Going back to our previous example, words are to data what information is to sentences. For example, the words “dog,” “the,” “ugly,” and “dumb” can have different interpretations, yet, when combined can have specific meanings like “the dumb dog is ugly.” Data and information operate under similar rules. The number of children can have many different interpretations by itself, yet, when you add additional data, the meaning becomes more specified. For example, if you wanted to tell how many children live in poverty, any sheet will give you an understanding of how many children live in poverty.  However, to gain an understanding of the magnitude of the problem you could divide the number of children living in poverty by total children and you have information about the problem.

Yet, the information process doesn’t stop there, you can discover relationships between data variables to find patterns of data behavior. You can compare income with poverty and age to determine if there is a relationship between age and income. Also, mathematical tests exist that determine the strength of the relationship and if the relationship is positive or negative, therefore informing people about different variable relationships.

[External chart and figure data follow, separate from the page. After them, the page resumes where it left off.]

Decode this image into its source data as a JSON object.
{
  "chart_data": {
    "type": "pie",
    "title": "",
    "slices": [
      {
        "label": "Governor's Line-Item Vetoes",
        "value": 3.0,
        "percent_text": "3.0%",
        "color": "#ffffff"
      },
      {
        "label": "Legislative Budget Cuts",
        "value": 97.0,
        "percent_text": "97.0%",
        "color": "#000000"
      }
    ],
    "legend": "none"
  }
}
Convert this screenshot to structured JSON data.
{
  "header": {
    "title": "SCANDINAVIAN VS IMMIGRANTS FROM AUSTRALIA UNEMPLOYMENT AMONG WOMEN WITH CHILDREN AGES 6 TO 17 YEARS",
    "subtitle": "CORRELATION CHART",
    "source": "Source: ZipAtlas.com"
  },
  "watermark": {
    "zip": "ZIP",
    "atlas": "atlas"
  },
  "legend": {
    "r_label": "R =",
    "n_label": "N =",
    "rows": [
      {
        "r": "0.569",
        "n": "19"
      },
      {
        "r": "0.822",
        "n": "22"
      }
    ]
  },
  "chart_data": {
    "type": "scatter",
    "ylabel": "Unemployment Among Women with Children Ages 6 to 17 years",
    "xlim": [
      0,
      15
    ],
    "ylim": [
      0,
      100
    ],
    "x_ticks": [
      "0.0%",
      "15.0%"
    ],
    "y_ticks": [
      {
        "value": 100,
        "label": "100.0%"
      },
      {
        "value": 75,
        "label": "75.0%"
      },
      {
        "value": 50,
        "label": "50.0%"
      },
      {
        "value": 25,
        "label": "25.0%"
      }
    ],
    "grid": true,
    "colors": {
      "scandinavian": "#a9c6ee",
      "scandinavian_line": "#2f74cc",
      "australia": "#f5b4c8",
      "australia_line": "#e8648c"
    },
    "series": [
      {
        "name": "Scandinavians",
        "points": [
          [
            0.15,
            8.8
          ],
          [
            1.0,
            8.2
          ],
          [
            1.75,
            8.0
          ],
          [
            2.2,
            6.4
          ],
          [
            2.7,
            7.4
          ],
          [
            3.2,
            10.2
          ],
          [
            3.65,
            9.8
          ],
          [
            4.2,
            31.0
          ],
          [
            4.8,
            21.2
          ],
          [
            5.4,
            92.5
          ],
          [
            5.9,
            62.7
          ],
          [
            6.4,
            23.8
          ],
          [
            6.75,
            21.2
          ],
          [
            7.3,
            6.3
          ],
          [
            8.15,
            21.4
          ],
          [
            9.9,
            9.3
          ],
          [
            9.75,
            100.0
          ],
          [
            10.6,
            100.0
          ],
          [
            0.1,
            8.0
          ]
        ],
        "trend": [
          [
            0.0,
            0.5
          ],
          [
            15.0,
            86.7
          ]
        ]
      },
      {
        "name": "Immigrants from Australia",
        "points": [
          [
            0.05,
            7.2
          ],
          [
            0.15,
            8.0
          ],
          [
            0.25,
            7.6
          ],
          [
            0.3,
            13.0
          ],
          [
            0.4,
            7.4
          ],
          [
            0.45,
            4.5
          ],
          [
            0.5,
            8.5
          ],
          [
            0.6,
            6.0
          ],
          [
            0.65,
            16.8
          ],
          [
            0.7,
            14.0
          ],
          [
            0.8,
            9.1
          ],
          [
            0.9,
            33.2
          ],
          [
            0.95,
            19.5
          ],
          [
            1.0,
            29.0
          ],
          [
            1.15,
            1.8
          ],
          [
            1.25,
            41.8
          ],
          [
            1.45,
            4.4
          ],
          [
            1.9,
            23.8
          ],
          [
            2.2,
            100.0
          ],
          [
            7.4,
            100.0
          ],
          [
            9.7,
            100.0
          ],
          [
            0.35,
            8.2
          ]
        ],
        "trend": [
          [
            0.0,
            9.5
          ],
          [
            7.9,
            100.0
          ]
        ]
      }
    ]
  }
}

When the experts speak about data, they are informing you about the questions they asked. For example, statisticians rely on the scientific method to determine the significance of a relationship. Statisticians always test their ideas against an existing hypothesis, called a null hypothesis, and if the data suggests that the null hypothesis does not hold, they reject the null in favor of an alternative one. There are problems to this method, and mathematical bias can impact the severity of the results. However, any conclusion drawn from data is inherently falsifiable, meaning that the conclusions can be proven false with new information.

That is not to say that the information is wrong, it just means that the data can be proven false if new data is introduced to the data set.